Is homology an adjoint functor?
Consider the homology functor $H$ defined (say) on the category of complexes of R-modules (where $R$ is unitary commutative ring). Does $H$ admits left or right adjoints? I know that homology preserves direct sums and direct limits, so it seems reasonable to think of it as a left adjoint.
I also believe that homology cannot be a right adjoint, since in general it does not preserve inverse limits. Is this correct?
Sorry if the question is naive, I'm studying homological algbera directly from a course in algebraic topology.
As comments have pointed out, homology does not preserve cokernels for example.

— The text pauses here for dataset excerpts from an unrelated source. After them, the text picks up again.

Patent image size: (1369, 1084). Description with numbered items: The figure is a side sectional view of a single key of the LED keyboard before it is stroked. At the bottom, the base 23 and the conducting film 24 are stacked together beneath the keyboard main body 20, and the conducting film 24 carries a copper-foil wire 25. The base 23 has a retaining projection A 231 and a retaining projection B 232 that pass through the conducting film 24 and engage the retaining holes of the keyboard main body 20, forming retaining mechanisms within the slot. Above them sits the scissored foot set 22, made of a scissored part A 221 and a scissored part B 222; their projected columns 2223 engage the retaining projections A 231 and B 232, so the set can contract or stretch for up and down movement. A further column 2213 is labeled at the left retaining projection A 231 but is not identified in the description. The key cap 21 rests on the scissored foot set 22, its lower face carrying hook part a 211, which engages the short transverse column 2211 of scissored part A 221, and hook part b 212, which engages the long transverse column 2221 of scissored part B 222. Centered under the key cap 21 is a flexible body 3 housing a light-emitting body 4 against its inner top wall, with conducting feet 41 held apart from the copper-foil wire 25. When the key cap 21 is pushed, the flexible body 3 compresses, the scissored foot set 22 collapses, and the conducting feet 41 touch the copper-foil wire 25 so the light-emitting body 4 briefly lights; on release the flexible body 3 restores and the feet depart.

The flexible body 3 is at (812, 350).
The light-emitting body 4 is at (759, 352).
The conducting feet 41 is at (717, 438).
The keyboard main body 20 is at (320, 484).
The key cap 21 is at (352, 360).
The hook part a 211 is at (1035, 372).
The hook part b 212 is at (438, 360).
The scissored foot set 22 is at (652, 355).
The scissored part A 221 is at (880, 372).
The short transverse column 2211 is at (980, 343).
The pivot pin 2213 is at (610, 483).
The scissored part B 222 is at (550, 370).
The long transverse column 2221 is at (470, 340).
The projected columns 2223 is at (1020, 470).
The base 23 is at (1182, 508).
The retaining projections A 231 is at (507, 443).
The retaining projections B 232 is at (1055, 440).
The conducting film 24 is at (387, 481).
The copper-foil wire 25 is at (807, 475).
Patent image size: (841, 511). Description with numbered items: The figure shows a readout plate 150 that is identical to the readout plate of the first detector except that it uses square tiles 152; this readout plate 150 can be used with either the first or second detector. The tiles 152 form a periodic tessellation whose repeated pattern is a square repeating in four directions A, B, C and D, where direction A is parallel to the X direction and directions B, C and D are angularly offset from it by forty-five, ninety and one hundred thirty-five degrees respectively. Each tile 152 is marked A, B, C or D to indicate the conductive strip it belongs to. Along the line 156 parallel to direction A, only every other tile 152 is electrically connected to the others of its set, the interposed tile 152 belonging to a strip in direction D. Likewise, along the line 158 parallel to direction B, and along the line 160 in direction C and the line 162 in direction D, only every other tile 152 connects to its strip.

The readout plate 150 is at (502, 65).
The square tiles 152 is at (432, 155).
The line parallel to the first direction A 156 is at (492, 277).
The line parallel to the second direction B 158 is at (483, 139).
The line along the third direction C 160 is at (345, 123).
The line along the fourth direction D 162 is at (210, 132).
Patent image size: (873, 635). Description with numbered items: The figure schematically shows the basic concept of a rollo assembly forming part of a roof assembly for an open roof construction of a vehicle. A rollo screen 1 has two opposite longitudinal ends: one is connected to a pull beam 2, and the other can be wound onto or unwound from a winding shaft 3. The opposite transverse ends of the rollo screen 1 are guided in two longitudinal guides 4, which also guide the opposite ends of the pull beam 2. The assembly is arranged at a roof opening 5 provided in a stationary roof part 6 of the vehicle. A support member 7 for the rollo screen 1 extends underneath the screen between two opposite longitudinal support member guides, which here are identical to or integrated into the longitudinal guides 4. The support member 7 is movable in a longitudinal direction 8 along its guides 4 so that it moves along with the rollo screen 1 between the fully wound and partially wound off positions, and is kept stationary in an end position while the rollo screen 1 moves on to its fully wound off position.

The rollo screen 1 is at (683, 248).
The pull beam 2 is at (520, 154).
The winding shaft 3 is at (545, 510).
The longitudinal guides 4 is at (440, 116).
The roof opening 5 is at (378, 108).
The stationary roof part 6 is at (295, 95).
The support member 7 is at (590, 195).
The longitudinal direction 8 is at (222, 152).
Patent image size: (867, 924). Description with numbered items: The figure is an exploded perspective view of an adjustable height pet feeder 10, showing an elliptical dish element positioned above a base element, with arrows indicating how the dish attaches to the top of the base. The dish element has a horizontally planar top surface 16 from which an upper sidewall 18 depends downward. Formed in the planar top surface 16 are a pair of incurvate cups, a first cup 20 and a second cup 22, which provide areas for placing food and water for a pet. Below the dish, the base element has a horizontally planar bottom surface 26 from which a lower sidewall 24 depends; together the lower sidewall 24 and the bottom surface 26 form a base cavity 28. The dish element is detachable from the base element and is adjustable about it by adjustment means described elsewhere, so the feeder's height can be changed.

The functors that are adjoints, however, and this is a bit more important for example when you're doing model theory and homotopy theory with objects with a differential, are the boundary and cycles functor.
Namely, the functor from the category of complexes $\textsf {Ch}$ that assigns $C$ to $Z_n(C)$ is in fact of the form $\hom_{\textsf {Ch}}(S^n,C)$ where $S^n$ is the complex generated by a single element $z$ in degree $n$ with $dz=0$. Similarly, the functor $C\longmapsto B_n(C)$ is of the form $\hom_{\textsf {Ch}}(D^{n+1},C)$ where $D^{n+1}$ is the complex with two generators $x$ and $y$ in degrees $n+1$ and $n$ and with $dx=y$. The natural inclusion $S^n\subseteq D^{n+1}$ then induces the inclusion map $B_n(Z) \subseteq Z_n(C)$, and homology is, at least, a `quotient of representable functors.'